# MA/CS 371 Final Exam, April 25, 1996

### Directions: This examination is closed book and notes. You may have only one 8.5 (inches) by 11 (inches) sheet of paper containing any review material (front and back) in addition to the examination sheet and solution sheets. To receive credit, you must show all your work. If you find it necessary to make assumptions, please explicitly state them. You have 75 minutes to complete this examination. Show all your work on the solution sheets provided (you may keep the exam sheet) and make sure all the solution sheets remain stapled together before handing them in.

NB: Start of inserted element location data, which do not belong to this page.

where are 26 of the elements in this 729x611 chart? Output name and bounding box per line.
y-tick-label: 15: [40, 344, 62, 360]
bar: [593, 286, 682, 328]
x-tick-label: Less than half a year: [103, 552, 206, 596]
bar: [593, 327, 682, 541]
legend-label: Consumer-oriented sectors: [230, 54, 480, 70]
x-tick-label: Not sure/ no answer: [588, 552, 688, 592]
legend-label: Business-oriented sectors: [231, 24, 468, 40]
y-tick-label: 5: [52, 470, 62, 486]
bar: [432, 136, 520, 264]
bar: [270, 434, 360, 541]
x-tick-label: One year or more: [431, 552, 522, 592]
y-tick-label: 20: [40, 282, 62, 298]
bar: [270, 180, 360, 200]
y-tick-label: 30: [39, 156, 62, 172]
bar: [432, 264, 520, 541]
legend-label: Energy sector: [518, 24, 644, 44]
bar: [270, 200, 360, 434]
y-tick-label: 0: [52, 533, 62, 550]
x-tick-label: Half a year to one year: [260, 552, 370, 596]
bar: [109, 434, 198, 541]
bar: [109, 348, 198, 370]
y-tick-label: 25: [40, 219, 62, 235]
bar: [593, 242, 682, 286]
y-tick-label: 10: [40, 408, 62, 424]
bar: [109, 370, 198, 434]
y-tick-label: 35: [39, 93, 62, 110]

1. [20 Pts] Calculate an approximate value for x(0.5) where the function x(t) satisfies the ordinary differential equation
```              -         2     3
|  x'   = t  +  x
|  x(0) = 0
-
```
(a) using one step of the Taylor Series method of order 2,

(b) using one step of the Runge-Kutta method of order 2 (i.e., RK2).

2. [20 Pts] Complete the following Matlab function euler.m which could be used to solve the following initial-value problem (IVP) for x(b).
```              -
|  x'   = f(t,x(t))
|  x(a) = s
-
```
using n steps of size h=(b-a)/n. You may assume the existence of an external Matlab function func.m which is invoked via func(t,x) to evaluate the function f(t,x(t)) in the IVP.

 ```function [e] = euler(n,a,b,s) h = (b-a)/n; ```

## Turn page over ...

3. [20 Pts] Write an equivalent autonomous system of first-order differential equations for the following coupled system of first-order ordinary differential equations.
```              -          3    y
|  x'   =  x  + e  + t
|                              2
|  y'   =  log x  - cos y + t x
|
|  x(0) = 1, y(0) = 2
-
```
4. [20 Pts] Rewrite the following third-order ordinary differential equation as an autonomous system of first-order ordinary differential equations having the form X'=F(X), X(1)=S, where X, X', F, and S are all vectors.
```              -
|  x''' = 2 x'' + cos(tx) - x'/t
|  x(1) = 1, x'(1) = 0, x''(1) = 2
-
```

5. [20 Pts] Sketch the approximations generated by the Euler and RK2 methods to the solution curve x(t) shown on the last page of the answer sheets for t = a+ih, where a=1.0, h=1.0, and i=0,1,2. That is, you must illustrate 3 approximate values for the the solution x(t) by each method. Label each approximation clearly.